Future trials should also consider enrolling only those infants most likely to benefit from thyroid hormone treatment. This may include enrolling only infants <27 weeks' gestation and using thyroid hormones as treatment in infants with low thyroid hormone levels instead of prophylaxis. In that case a cutoff value (adjusted for gestational age) has to be identified for the plasma free T4 concentration below which thyroid hormone treatment may be beneficial.
As the conversion of T4 to T3 is impaired in premature babies, the addition of T3 to the treatment schedule also needs to be seriously considered. But the dosage and monitoring schedule have to be further carefully elucidated.

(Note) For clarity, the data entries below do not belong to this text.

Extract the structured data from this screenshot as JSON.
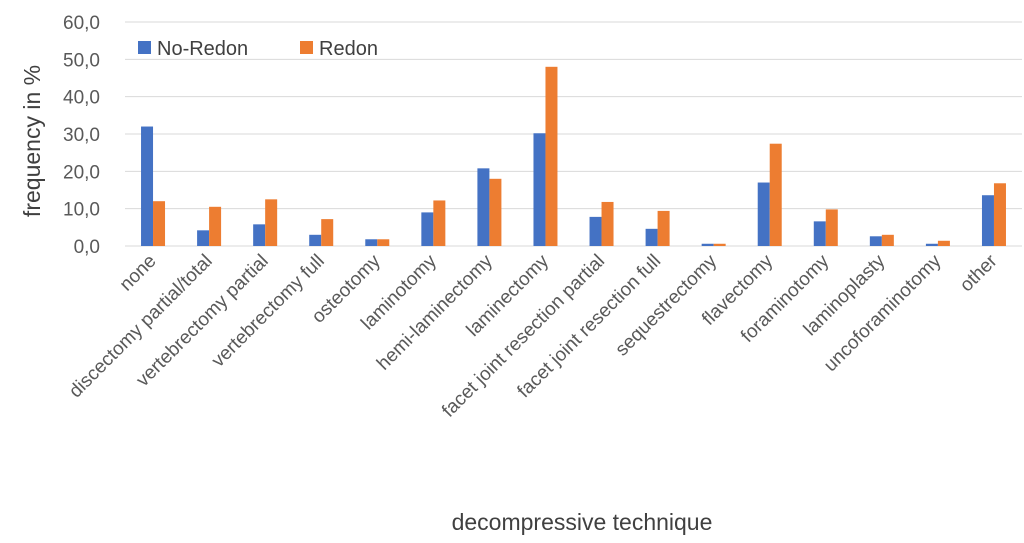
{
  "chart_data": {
    "type": "bar",
    "xlabel": "decompressive technique",
    "ylabel": "frequency in %",
    "ylim": [
      0,
      60
    ],
    "yticks": [
      "0,0",
      "10,0",
      "20,0",
      "30,0",
      "40,0",
      "50,0",
      "60,0"
    ],
    "grid": true,
    "legend_position": "top-left",
    "categories": [
      "none",
      "discectomy partial/total",
      "vertebrectomy partial",
      "vertebrectomy full",
      "osteotomy",
      "laminotomy",
      "hemi-laminectomy",
      "laminectomy",
      "facet joint resection partial",
      "facet joint resection full",
      "sequestrectomy",
      "flavectomy",
      "foraminotomy",
      "laminoplasty",
      "uncoforaminotomy",
      "other"
    ],
    "series": [
      {
        "name": "No-Redon",
        "color": "#4472C4",
        "values": [
          32.0,
          4.2,
          5.8,
          3.0,
          1.8,
          9.0,
          20.8,
          30.2,
          7.8,
          4.6,
          0.6,
          17.0,
          6.6,
          2.6,
          0.6,
          13.6
        ]
      },
      {
        "name": "Redon",
        "color": "#ED7D31",
        "values": [
          12.0,
          10.5,
          12.5,
          7.2,
          1.8,
          12.2,
          18.0,
          48.0,
          11.8,
          9.4,
          0.6,
          27.4,
          9.8,
          3.0,
          1.4,
          16.8
        ]
      }
    ]
  }
}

F. Randomized Trials of TRH Administration in Labour29
Another approach to the problem of deficient thyroxine in preterm infants has been supplementation of mothers in labor with thyrotropin-releasing factor. Four randomized trials examining end points have been fully published in the literature, and additional trials have been reported in abstract form. All but one of the trials produced lower rates of RDS in the treated group, but the study that failed to do so was the largest47 and is the only trial thus far to report on later neurodevelopment. This trial has reported (based on questionnaires administered to mothers) that development at approximately age 12 months is slower in some dimensions in the treated group than in control group. Although questions have been raised about the methods of this trial, particularly the reliance on maternal reports of an unstandard nature, the adverse findings described must serve to caution us not to assume that interventions beneficial for newborn functioning necessarily benefit later neuro-development.

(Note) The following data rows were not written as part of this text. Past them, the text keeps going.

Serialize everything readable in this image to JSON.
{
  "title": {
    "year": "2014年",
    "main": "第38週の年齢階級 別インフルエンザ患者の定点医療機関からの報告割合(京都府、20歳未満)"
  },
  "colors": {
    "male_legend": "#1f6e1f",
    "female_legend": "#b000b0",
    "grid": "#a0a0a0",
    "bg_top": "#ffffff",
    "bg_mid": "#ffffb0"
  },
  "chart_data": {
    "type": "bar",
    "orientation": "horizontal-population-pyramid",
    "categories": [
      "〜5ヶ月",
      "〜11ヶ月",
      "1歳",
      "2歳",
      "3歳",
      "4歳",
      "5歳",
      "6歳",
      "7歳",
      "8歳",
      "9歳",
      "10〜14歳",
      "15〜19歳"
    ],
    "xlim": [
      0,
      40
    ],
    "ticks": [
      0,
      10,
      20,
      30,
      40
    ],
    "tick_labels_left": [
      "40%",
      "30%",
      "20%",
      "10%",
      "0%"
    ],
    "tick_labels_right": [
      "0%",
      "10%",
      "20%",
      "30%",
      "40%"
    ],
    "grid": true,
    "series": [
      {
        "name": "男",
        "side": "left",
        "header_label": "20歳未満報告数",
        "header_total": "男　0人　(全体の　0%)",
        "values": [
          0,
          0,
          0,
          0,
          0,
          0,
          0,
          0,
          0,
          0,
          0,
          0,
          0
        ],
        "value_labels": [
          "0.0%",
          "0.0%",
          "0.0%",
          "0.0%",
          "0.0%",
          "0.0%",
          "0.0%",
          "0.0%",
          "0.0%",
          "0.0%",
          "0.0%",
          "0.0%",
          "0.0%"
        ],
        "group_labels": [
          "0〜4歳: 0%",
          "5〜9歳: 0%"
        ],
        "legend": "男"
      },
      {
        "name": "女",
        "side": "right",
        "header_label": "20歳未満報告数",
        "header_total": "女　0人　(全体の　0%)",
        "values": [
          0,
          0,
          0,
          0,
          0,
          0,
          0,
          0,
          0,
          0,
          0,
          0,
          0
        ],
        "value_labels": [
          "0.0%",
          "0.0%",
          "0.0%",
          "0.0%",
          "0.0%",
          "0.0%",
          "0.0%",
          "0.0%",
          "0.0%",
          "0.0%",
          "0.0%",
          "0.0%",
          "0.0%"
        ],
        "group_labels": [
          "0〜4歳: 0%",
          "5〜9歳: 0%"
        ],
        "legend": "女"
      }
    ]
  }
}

One major concern of such antenatal thyrotropin-releasing hormone trials is the uncertainty about whether prenatal TRH consistently abolishes THOP. As reported in literature, one TRH Collaborative Trial revealed that the stimulatory and suppressive effects of antenatal TRH treatment observed at birth are transient and do not affect pituitary-thyroid responsiveness at 28 days of age.48 Thus, we must be cautious in using this approach to evaluate the developmental outcome of treated/untreated THOP.

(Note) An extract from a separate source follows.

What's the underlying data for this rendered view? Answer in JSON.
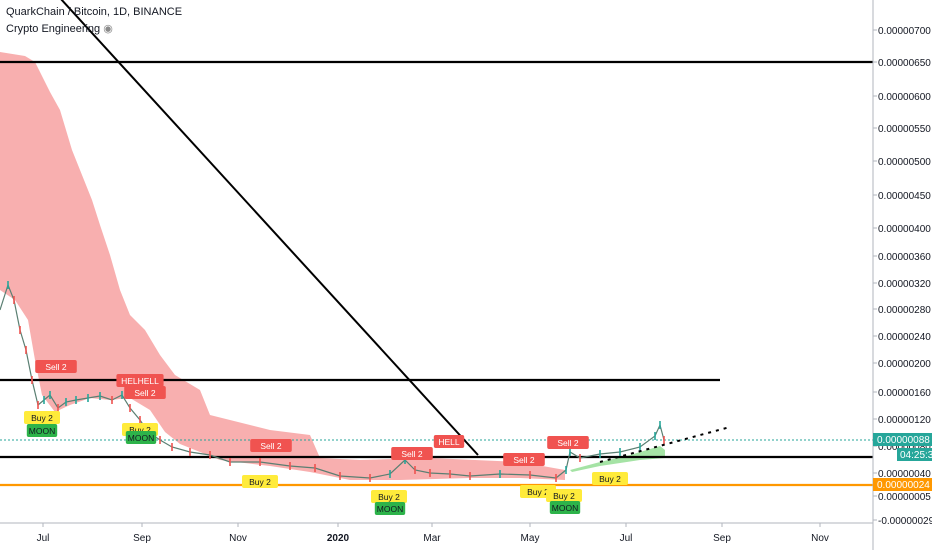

THOP is a relatively common condition whose long-term effects remain uncertain. The preponderance of evidence indicates that at the very least THOP is a marker of elevated risk of neurodevelopmental adversity. Existing observational and experimental studies could neither support nor dispute the use of thyroid hormones in preterm infants. The experimental studies39-42 done so far had major limitations because of the small number of infants enrolled in the trials, with the largest study42 enrolled only 200 infants. For future large (n>1669) multicenter randomized trials, energies should be focused on assessing neurodevelopment objectively in survivors. Future trials should also consider enrolling only those infants most likely to benefit from thyroid hormones replacement therapy, namely those under 27 weeks' gestation. Moreover, as the conversion of T4 to T3 is impaired in premature babies, the addition of T3 to the treatment schedule needs to be seriously considered. Furthermore, since local pilot study revealed iodine deficiency in 35.8% of the studied healthy pregnant women3 and the effect of iodine deficiency may probably be more significant in preterms, one will probably choose to treat rather than to withhold treatment.